The next morning we headed out around 8am. Most people had already left to see sunrise, but a few were hiking up later and I gave them some of our extra food.
We wanted to get some more hiking in, so drove east to a prominent peak we'd seen from the summit. We parked at a pass then hiked along a ridge, with some bushwhacking, a mile to the summit. There was a huge metal cross up there that had fallen over. We had great views of Ramelau across the valley, and of Hatu Builico below.
We had time to tag one nearby peak, then started driving down at 1030am. There was no road construction this time so we made it back to Dili by 2pm.
We had a few hours left til the vehicle was due at 5pm, so after a quick lunch at burger king we headed over to another summit. (Interestingly burger king does not serve beef on Sundays, perhaps because 98% of the country is catholic).

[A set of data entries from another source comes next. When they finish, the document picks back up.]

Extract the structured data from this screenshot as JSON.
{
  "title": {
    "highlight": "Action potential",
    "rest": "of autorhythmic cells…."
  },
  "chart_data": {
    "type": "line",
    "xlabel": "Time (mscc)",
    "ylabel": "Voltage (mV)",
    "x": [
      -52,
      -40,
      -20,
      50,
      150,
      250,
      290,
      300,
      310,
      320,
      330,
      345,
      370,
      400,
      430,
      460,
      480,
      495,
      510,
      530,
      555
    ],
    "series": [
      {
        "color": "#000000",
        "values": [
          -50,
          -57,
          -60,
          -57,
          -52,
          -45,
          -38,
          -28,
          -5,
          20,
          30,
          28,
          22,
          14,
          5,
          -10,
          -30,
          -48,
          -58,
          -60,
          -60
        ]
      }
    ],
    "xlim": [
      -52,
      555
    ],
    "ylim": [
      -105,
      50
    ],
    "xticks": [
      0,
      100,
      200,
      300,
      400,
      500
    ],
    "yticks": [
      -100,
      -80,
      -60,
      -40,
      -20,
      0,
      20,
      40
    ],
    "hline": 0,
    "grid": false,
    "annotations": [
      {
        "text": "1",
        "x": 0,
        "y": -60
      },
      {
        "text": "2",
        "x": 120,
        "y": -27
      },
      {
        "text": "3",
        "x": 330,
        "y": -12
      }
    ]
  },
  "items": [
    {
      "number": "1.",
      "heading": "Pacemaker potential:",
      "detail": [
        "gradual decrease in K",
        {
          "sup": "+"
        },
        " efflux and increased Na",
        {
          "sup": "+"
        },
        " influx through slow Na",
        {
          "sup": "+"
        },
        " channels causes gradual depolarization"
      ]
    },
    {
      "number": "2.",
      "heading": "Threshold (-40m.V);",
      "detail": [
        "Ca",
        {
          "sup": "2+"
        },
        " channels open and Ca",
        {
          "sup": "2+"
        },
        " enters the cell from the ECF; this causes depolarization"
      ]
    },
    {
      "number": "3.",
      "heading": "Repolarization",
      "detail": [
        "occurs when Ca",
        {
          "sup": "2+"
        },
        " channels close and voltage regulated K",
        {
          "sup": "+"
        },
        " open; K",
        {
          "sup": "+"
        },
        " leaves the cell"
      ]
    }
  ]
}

Across the bay from town is a huge statue called Cristo Rei on a hill overlooking the water and we headed there. It was a fun hike up to the statue with many other people, and has a great view of Dili.
After the hike we dropped off the car at rentlo, then ate dinner and stayed at the Timor Lodge again.
The next day we took the first flight out to Bali at around 120pm heading for our next highpoint, Kinabalu.
If you go in the dry season i recommend saving money by renting a 2wd automatic rav4 from rentlo. This would be cheaper and could get to the trailhead. In the wet season it could still probably get to Hatu Builico, then you could walk the last few km to the trailhead. A car could likely not make it because of the deep holes in the road. I didn't see any cars once outside of Dili.
The peak could be done with a 24hr layover coming from bali. You would land at 1130am, start driving, get to the trailhead by 4pm, do the hike, camp at the trailhead. Then drive back the next morning to catch the 120pm flight. But if you miss the flight in to Dili you would be out of luck for getting Ramelau, so a contingency day could be wise.